The state is required to balance its budget and has to measure the revenue impact of following the tax footsteps of the federal government. “It’s rarely a windfall for the state,” said Salomone. “Generally, in recent years, the federal government has been reducing its tax base, and so we’ve been put in a box year after year of conforming and taking a revenue hit, or not conforming and having, in some cases, a significantly more complicated tax calculation.”

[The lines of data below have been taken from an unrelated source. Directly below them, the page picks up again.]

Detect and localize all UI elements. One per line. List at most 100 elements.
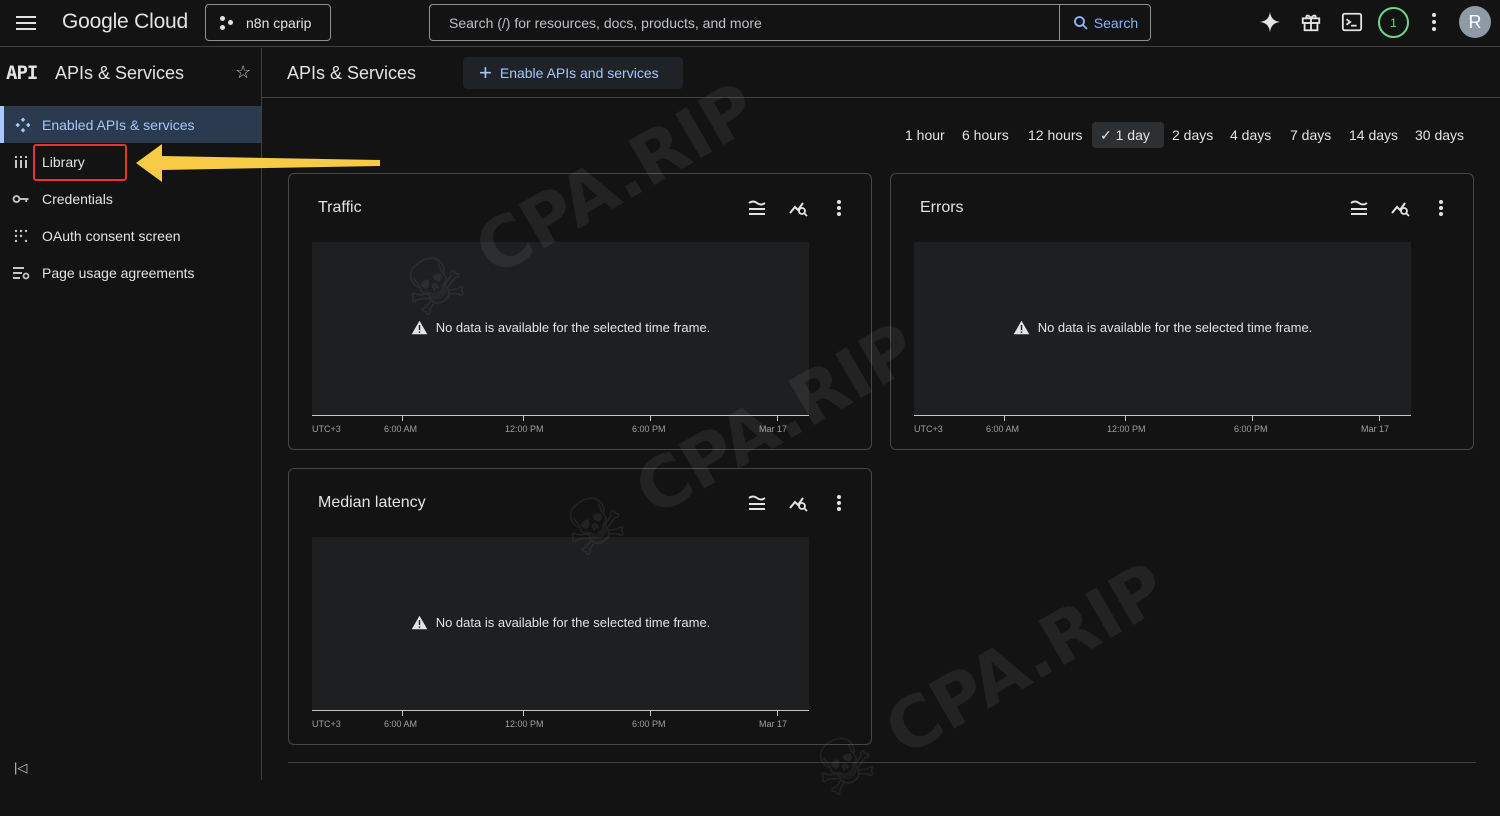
diamond-icon — [4, 116, 42, 134]
chart-area: No data is available for the selected ti… — [914, 242, 1411, 416]
card-more-icon[interactable] — [829, 493, 849, 513]
hamburger-menu-icon[interactable] — [16, 12, 40, 34]
axis-tick-label: UTC+3 — [914, 424, 943, 434]
range-option[interactable]: 4 days — [1230, 127, 1271, 143]
axis-tick-mark — [650, 416, 651, 421]
no-data-text: No data is available for the selected ti… — [1037, 320, 1313, 335]
plus-icon: + — [479, 60, 492, 85]
explore-chart-icon[interactable] — [1390, 198, 1410, 218]
main-header: APIs & Services + Enable APIs and servic… — [262, 48, 1500, 98]
range-option[interactable]: 30 days — [1415, 127, 1464, 143]
warning-icon — [411, 615, 427, 630]
search-icon — [1073, 15, 1088, 30]
axis-tick-label: 12:00 PM — [1107, 424, 1146, 434]
errors-card: Errors No data is available for the sele… — [890, 173, 1474, 450]
axis-tick-mark — [1252, 416, 1253, 421]
axis-tick-label: 6:00 PM — [632, 424, 666, 434]
no-data-message: No data is available for the selected ti… — [914, 320, 1411, 335]
gift-icon[interactable] — [1299, 10, 1323, 34]
chart-area: No data is available for the selected ti… — [312, 242, 809, 416]
project-name: n8n cparip — [246, 14, 312, 31]
card-more-icon[interactable] — [1431, 198, 1451, 218]
axis-tick-mark — [402, 711, 403, 716]
divider — [288, 762, 1476, 763]
range-option[interactable]: 6 hours — [962, 127, 1009, 143]
axis-tick-label: 6:00 PM — [1234, 424, 1268, 434]
avatar[interactable]: R — [1459, 6, 1491, 38]
sidebar-item-oauth[interactable]: OAuth consent screen — [0, 217, 261, 254]
axis-tick-mark — [777, 711, 778, 716]
no-data-text: No data is available for the selected ti… — [435, 320, 711, 335]
range-option[interactable]: 12 hours — [1028, 127, 1082, 143]
axis-tick-label: 6:00 PM — [632, 719, 666, 729]
star-icon[interactable]: ☆ — [235, 62, 251, 83]
axis-tick-label: 6:00 AM — [384, 424, 418, 434]
axis-tick-mark — [1379, 416, 1380, 421]
search-placeholder: Search (/) for resources, docs, products… — [449, 14, 762, 31]
enable-apis-label: Enable APIs and services — [499, 65, 659, 81]
project-picker[interactable]: n8n cparip — [205, 4, 331, 41]
legend-toggle-icon[interactable] — [747, 493, 767, 513]
range-option[interactable]: 2 days — [1172, 127, 1213, 143]
check-icon: ✓ — [1100, 127, 1116, 143]
sidebar-item-enabled-apis[interactable]: Enabled APIs & services — [0, 106, 261, 143]
axis-tick-label: 12:00 PM — [505, 424, 544, 434]
no-data-message: No data is available for the selected ti… — [312, 615, 809, 630]
no-data-text: No data is available for the selected ti… — [435, 615, 711, 630]
range-option[interactable]: 14 days — [1349, 127, 1398, 143]
range-option[interactable]: 1 hour — [905, 127, 945, 143]
axis-tick-label: UTC+3 — [312, 719, 341, 729]
search-button[interactable]: Search — [1059, 4, 1151, 41]
explore-chart-icon[interactable] — [788, 198, 808, 218]
axis-tick-label: 12:00 PM — [505, 719, 544, 729]
card-more-icon[interactable] — [829, 198, 849, 218]
sidebar-item-credentials[interactable]: Credentials — [0, 180, 261, 217]
axis-tick-label: 6:00 AM — [384, 719, 418, 729]
enable-apis-button[interactable]: + Enable APIs and services — [463, 57, 683, 89]
range-option[interactable]: 7 days — [1290, 127, 1331, 143]
legend-toggle-icon[interactable] — [747, 198, 767, 218]
sidebar-item-label: Enabled APIs & services — [42, 116, 195, 133]
notifications-badge[interactable]: 1 — [1378, 7, 1409, 38]
sidebar-header: API APIs & Services ☆ — [0, 48, 262, 98]
range-option-selected[interactable]: ✓ 1 day — [1100, 127, 1150, 144]
explore-chart-icon[interactable] — [788, 493, 808, 513]
highlight-box — [33, 144, 127, 181]
axis-tick-label: UTC+3 — [312, 424, 341, 434]
api-logo-icon: API — [6, 62, 38, 84]
more-options-icon[interactable] — [1432, 13, 1436, 34]
google-cloud-logo[interactable]: Google Cloud — [62, 10, 188, 34]
axis-tick-mark — [523, 711, 524, 716]
project-icon — [220, 15, 234, 30]
axis-tick-label: Mar 17 — [759, 719, 788, 729]
axis-tick-label: Mar 17 — [1361, 424, 1390, 434]
sidebar-item-label: Credentials — [42, 190, 113, 207]
legend-toggle-icon[interactable] — [1349, 198, 1369, 218]
top-bar: Google Cloud n8n cparip Search (/) for r… — [0, 0, 1500, 47]
no-data-message: No data is available for the selected ti… — [312, 320, 809, 335]
latency-card: Median latency No data is available for … — [288, 468, 872, 745]
chart-area: No data is available for the selected ti… — [312, 537, 809, 711]
card-title: Errors — [920, 199, 964, 216]
range-label: 1 day — [1115, 127, 1150, 143]
card-title: Median latency — [318, 494, 426, 511]
sidebar-item-page-usage[interactable]: Page usage agreements — [0, 254, 261, 291]
key-icon — [0, 193, 42, 205]
axis-tick-label: Mar 17 — [759, 424, 788, 434]
axis-tick-mark — [1004, 416, 1005, 421]
axis-tick-mark — [1125, 416, 1126, 421]
cloud-shell-icon[interactable] — [1340, 10, 1364, 34]
sidebar-item-label: Page usage agreements — [42, 264, 195, 281]
collapse-sidebar-icon[interactable]: |◁ — [14, 760, 27, 776]
search-button-label: Search — [1093, 14, 1139, 31]
warning-icon — [411, 320, 427, 335]
search-input[interactable]: Search (/) for resources, docs, products… — [429, 4, 1060, 41]
axis-tick-mark — [650, 711, 651, 716]
axis-tick-mark — [402, 416, 403, 421]
sidebar-title: APIs & Services — [55, 63, 185, 83]
sidebar-item-label: OAuth consent screen — [42, 227, 181, 244]
traffic-card: Traffic No data is available for the sel… — [288, 173, 872, 450]
axis-tick-label: 6:00 AM — [986, 424, 1020, 434]
axis-tick-mark — [777, 416, 778, 421]
gemini-sparkle-icon[interactable] — [1258, 10, 1282, 34]
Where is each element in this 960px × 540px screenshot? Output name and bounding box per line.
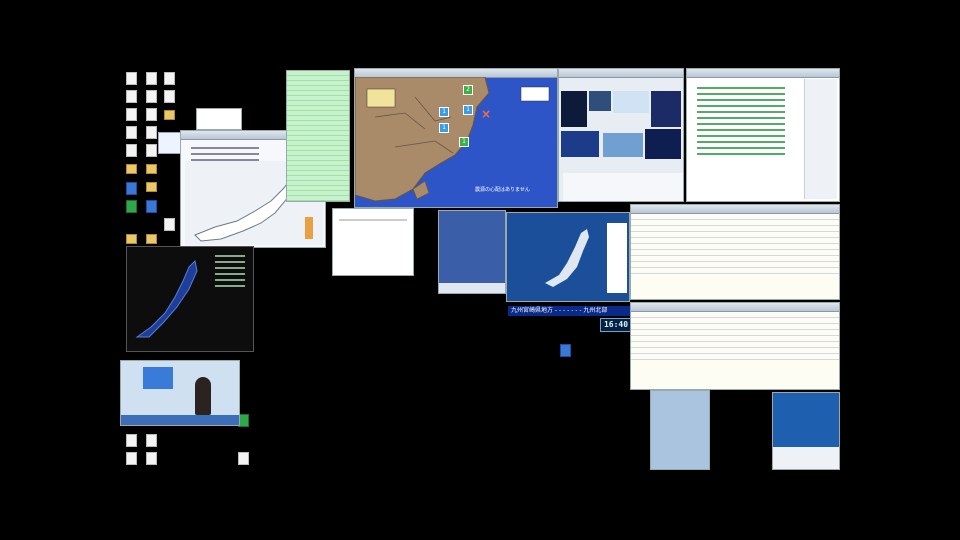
broadcast-window[interactable]	[772, 392, 840, 470]
titlebar[interactable]	[687, 69, 839, 78]
file-icon[interactable]	[164, 72, 175, 85]
thumbnail[interactable]	[651, 91, 681, 127]
file-icon[interactable]	[164, 90, 175, 103]
app-icon[interactable]	[126, 182, 137, 195]
file-icon[interactable]	[146, 126, 157, 139]
app-icon[interactable]	[560, 344, 571, 357]
file-icon[interactable]	[126, 90, 137, 103]
thumbnail[interactable]	[613, 91, 649, 113]
japan-broadcast-map	[507, 213, 629, 301]
file-icon[interactable]	[126, 126, 137, 139]
anchor-figure	[195, 377, 211, 415]
seismograph-window[interactable]	[650, 390, 710, 470]
intensity-marker: 1	[439, 123, 449, 133]
form-area	[563, 173, 683, 201]
folder-icon[interactable]	[126, 164, 137, 174]
grid-window[interactable]	[286, 70, 350, 202]
desktop: 2 1 1 1 1 × 震源の心配はありません 九州宮崎県地方 - - - - …	[120, 68, 840, 470]
intensity-marker: 1	[463, 105, 473, 115]
seismograph-window[interactable]	[438, 210, 506, 294]
news-ticker: 九州宮崎県地方 - - - - - - - 九州北部	[508, 306, 632, 316]
folder-icon[interactable]	[146, 164, 157, 174]
broadcast-window[interactable]	[506, 212, 630, 302]
titlebar[interactable]	[631, 303, 839, 312]
file-icon[interactable]	[126, 434, 137, 447]
radar-map	[135, 259, 198, 338]
file-icon[interactable]	[146, 72, 157, 85]
status-bar	[439, 283, 505, 293]
file-icon[interactable]	[126, 144, 137, 157]
folder-icon[interactable]	[146, 182, 157, 192]
titlebar[interactable]	[631, 205, 839, 214]
radar-window[interactable]	[126, 246, 254, 352]
app-icon[interactable]	[146, 200, 157, 213]
log-panel	[209, 251, 251, 349]
file-icon[interactable]	[146, 434, 157, 447]
chat-log-window[interactable]	[686, 68, 840, 202]
folder-icon[interactable]	[126, 234, 137, 244]
epicenter-mark: ×	[481, 107, 492, 121]
caption-area	[773, 447, 839, 469]
file-icon[interactable]	[126, 72, 137, 85]
earthquake-map-window[interactable]: 2 1 1 1 1 × 震源の心配はありません	[354, 68, 558, 208]
file-icon[interactable]	[146, 90, 157, 103]
intensity-marker: 1	[439, 107, 449, 117]
file-icon[interactable]	[146, 452, 157, 465]
thumbnail[interactable]	[561, 91, 587, 127]
file-icon[interactable]	[146, 108, 157, 121]
file-icon[interactable]	[164, 218, 175, 231]
folder-icon[interactable]	[146, 234, 157, 244]
file-icon[interactable]	[126, 452, 137, 465]
app-icon[interactable]	[126, 200, 137, 213]
file-icon[interactable]	[146, 144, 157, 157]
blank-window[interactable]	[332, 208, 414, 276]
thumbnails-window[interactable]	[558, 68, 684, 202]
note-window[interactable]	[196, 108, 242, 130]
side-panel	[804, 79, 837, 199]
thumbnail[interactable]	[645, 129, 681, 159]
data-list-window[interactable]	[630, 204, 840, 300]
thumbnail[interactable]	[561, 131, 599, 157]
thumbnail[interactable]	[589, 91, 611, 111]
file-icon[interactable]	[126, 108, 137, 121]
map-caption: 震源の心配はありません	[475, 187, 530, 193]
studio-screen	[143, 367, 173, 389]
data-list-window[interactable]	[630, 302, 840, 390]
file-icon[interactable]	[238, 452, 249, 465]
clock: 16:40	[600, 318, 632, 332]
intensity-marker: 1	[459, 137, 469, 147]
lower-third	[121, 415, 239, 425]
thumbnail[interactable]	[603, 133, 643, 157]
intensity-marker: 2	[463, 85, 473, 95]
titlebar[interactable]	[559, 69, 683, 78]
news-video-window[interactable]	[120, 360, 240, 426]
folder-icon[interactable]	[164, 110, 175, 120]
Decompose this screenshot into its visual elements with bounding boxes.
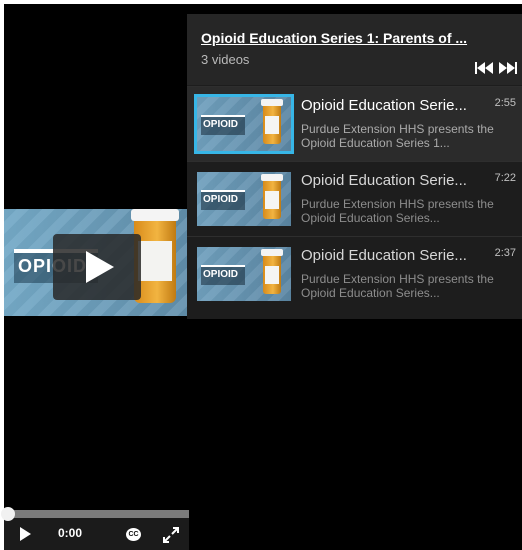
current-time: 0:00 [58,526,83,540]
closed-captions-button[interactable]: CC [126,528,141,541]
fullscreen-icon[interactable] [162,526,180,544]
big-play-button[interactable] [53,234,141,300]
playlist-panel: Opioid Education Series 1: Parents of ..… [187,14,522,319]
playlist-item-description: Purdue Extension HHS presents the Opioid… [301,272,494,300]
progress-bar[interactable] [1,507,189,521]
previous-track-icon[interactable] [475,62,493,74]
playlist-item[interactable]: OPIOID Opioid Education Serie... 2:55 Pu… [187,86,522,161]
playlist-item[interactable]: OPIOID Opioid Education Serie... 2:37 Pu… [187,236,522,311]
playlist-item-duration: 7:22 [494,172,516,184]
player-controls: 0:00 CC [1,507,189,550]
play-pause-button[interactable] [20,527,31,541]
playlist-item-title[interactable]: Opioid Education Serie... [301,172,491,189]
playlist-item-duration: 2:37 [494,247,516,259]
pill-bottle-image [261,174,283,219]
play-icon [86,251,114,283]
playlist-item-title[interactable]: Opioid Education Serie... [301,97,491,114]
playlist-item-thumbnail[interactable]: OPIOID [197,172,291,226]
playlist-item-description: Purdue Extension HHS presents the Opioid… [301,122,494,150]
playlist-item-title[interactable]: Opioid Education Serie... [301,247,491,264]
pill-bottle-image [261,249,283,294]
thumbnail-title-text: OPIOID [201,265,245,285]
video-player[interactable]: OPIOID 0:00 CC [1,4,189,550]
video-embed: OPIOID 0:00 CC Opioid Education Series 1 [1,4,522,550]
playlist-item[interactable]: OPIOID Opioid Education Serie... 7:22 Pu… [187,161,522,236]
playlist-video-count: 3 videos [201,52,250,67]
playlist-item-description: Purdue Extension HHS presents the Opioid… [301,197,494,225]
next-track-icon[interactable] [499,62,517,74]
playlist-item-thumbnail[interactable]: OPIOID [197,247,291,301]
thumbnail-title-text: OPIOID [201,190,245,210]
progress-handle[interactable] [1,507,15,521]
playlist-item-duration: 2:55 [494,97,516,109]
playlist-header: Opioid Education Series 1: Parents of ..… [187,14,522,85]
playlist-item-thumbnail[interactable]: OPIOID [197,97,291,151]
thumbnail-title-text: OPIOID [201,115,245,135]
pill-bottle-image [261,99,283,144]
playlist-title[interactable]: Opioid Education Series 1: Parents of ..… [201,30,467,46]
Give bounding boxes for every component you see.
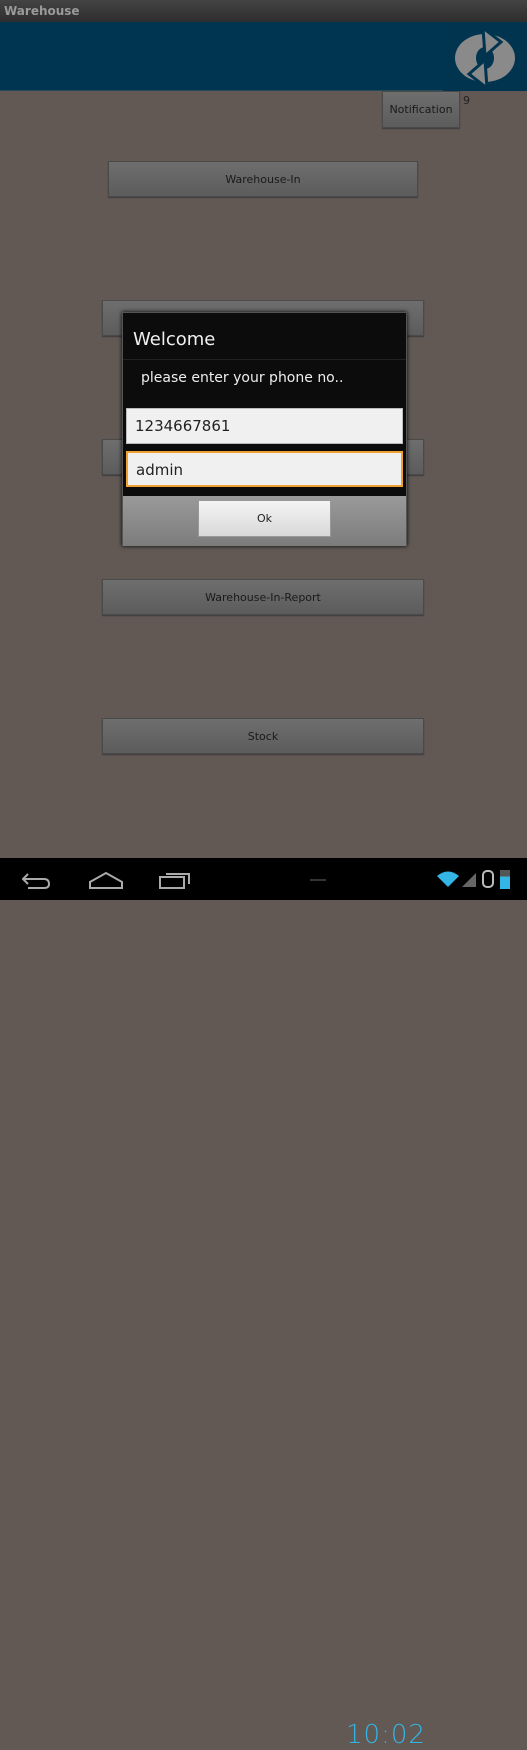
- bluetooth-icon: [482, 870, 494, 888]
- back-icon[interactable]: [20, 870, 52, 890]
- wifi-icon: [437, 871, 459, 887]
- stock-button[interactable]: Stock: [102, 718, 424, 754]
- dialog-divider: [123, 359, 406, 360]
- ok-button[interactable]: Ok: [198, 500, 331, 537]
- sync-icon[interactable]: [443, 22, 527, 92]
- app-title-bar: Warehouse: [0, 0, 527, 22]
- home-icon[interactable]: [88, 870, 124, 890]
- phone-input[interactable]: 1234667861: [126, 408, 403, 444]
- notification-button[interactable]: Notification: [382, 91, 460, 128]
- notification-count: 9: [463, 94, 470, 107]
- menu-indicator: [310, 879, 326, 881]
- warehouse-in-report-button[interactable]: Warehouse-In-Report: [102, 579, 424, 615]
- warehouse-in-button[interactable]: Warehouse-In: [108, 161, 418, 197]
- battery-icon: [500, 870, 510, 889]
- welcome-dialog: Welcome please enter your phone no.. 123…: [122, 312, 407, 546]
- recent-apps-icon[interactable]: [158, 870, 192, 890]
- clock: 10:02: [346, 1720, 426, 1750]
- dialog-title: Welcome: [133, 329, 216, 350]
- password-input[interactable]: admin: [126, 451, 403, 487]
- signal-icon: [462, 873, 476, 887]
- system-nav-bar: 10:02: [0, 858, 527, 1750]
- dialog-message: please enter your phone no..: [141, 370, 344, 386]
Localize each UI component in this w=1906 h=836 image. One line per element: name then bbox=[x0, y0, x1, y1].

Lawmakers decide against deductions
Facing a projected budget deficit, the Legislature on March 7 decided against the tuition deduction and the education expense deduction. That means those taxpayers still can claim the deductions on their federal returns, but not on their state returns. They are required to add back that deduction on the state form. Despite written instructions, some early filers, perhaps recalling their previous filing pattern, may not have added the deductions back, said Wald. They may have to amend their returns.
How many? “We’re hoping not very many,” said Wald. Revenue Department workers with the help of their computers are checking returns and can adjust mistakes for those two items, she said. Computer software vendors have been notified of the changes and adjusted their programs, said Wald. Tax practitioners, too, have been notified.
John McCarthy, a certified public accountant who practices in Roseville, said the late change “complicates it a little bit.” Professionals will be up to date, said McCarthy. “The ones I really care about are the ones who do their own returns… It could affect the refund you get back or you pay in more.”